Any number is a perfect number if It's equal to the sum of all Its divisors except itself. For example, 28 is a perfect number because 1 + 2 + 4 + 7 + 14 = 28. According to Euclid, the set of all perfect numbers are obtained by the following formula:
2^(p-1) * (2^p - 1)
Where p and 2^p - 1 should be prime.
However, if we use a function like f: P -> N, where P is the set of 2^p - 1 prime numbers, and N is the set of all perfect numbers, how would you obtain the inverse function f^-1: N -> P? For example, f^-1(28) = 3, because:
2^2 * (2^3 - 1) = 28
Trying to isolate the p variable via logarithms seems impossible, so I'm stuck here.
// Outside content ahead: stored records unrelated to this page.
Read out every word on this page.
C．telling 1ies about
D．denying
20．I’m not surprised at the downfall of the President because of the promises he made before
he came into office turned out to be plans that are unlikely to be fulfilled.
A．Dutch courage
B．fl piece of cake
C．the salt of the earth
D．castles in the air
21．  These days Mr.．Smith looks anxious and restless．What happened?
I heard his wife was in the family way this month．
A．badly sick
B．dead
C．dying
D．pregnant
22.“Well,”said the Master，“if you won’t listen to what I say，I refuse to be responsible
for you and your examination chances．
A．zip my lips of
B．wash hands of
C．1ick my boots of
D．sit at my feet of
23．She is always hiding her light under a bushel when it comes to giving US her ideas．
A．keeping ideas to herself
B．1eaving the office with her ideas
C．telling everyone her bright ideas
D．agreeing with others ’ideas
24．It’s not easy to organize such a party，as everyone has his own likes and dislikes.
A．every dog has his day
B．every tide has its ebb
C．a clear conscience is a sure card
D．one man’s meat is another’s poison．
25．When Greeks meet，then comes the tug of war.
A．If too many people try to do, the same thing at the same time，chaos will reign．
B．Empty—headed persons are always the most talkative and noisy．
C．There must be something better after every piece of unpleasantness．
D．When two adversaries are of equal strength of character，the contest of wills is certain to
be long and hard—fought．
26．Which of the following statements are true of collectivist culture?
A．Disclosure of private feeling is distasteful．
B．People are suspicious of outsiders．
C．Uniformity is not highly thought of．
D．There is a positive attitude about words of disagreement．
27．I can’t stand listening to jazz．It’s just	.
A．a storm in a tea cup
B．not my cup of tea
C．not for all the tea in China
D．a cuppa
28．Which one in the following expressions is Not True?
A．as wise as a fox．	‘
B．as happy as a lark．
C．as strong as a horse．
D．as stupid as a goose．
Is there any way to solve this?
(Sorry for my english)
I believe you're trying to solve the equation $2^{p-1}(2^p-1) = N$ for $p$. While this looks almost hopeless, we can exploit a coincidence by writing the equation as \begin{align*} 2^p(2^p-1) &= 2N \\ (2^p)^2 - 2^p - 2N &= 0, \end{align*} for which the quadratic formula gives the solutions \begin{align*} 2^p &= \frac{1\pm\sqrt{1+8N}}{2}. \end{align*} Since $2^p$ must be positive, we conclude that \begin{align*} 2^p &= \frac{1+\sqrt{1+8N}}{2} \\ p &= \log_2 \frac{1+\sqrt{1+8N}}{2} = \log_2 \bigl( 1+\sqrt{1+8N} \bigr) - 1. \end{align*} (By the way, these calculations are valid regardless of whether $N$ is a perfect number, whether $p$ is a prime, or indeed whether they are integers at all—they are valid for all real numbers $p$ and $N$.)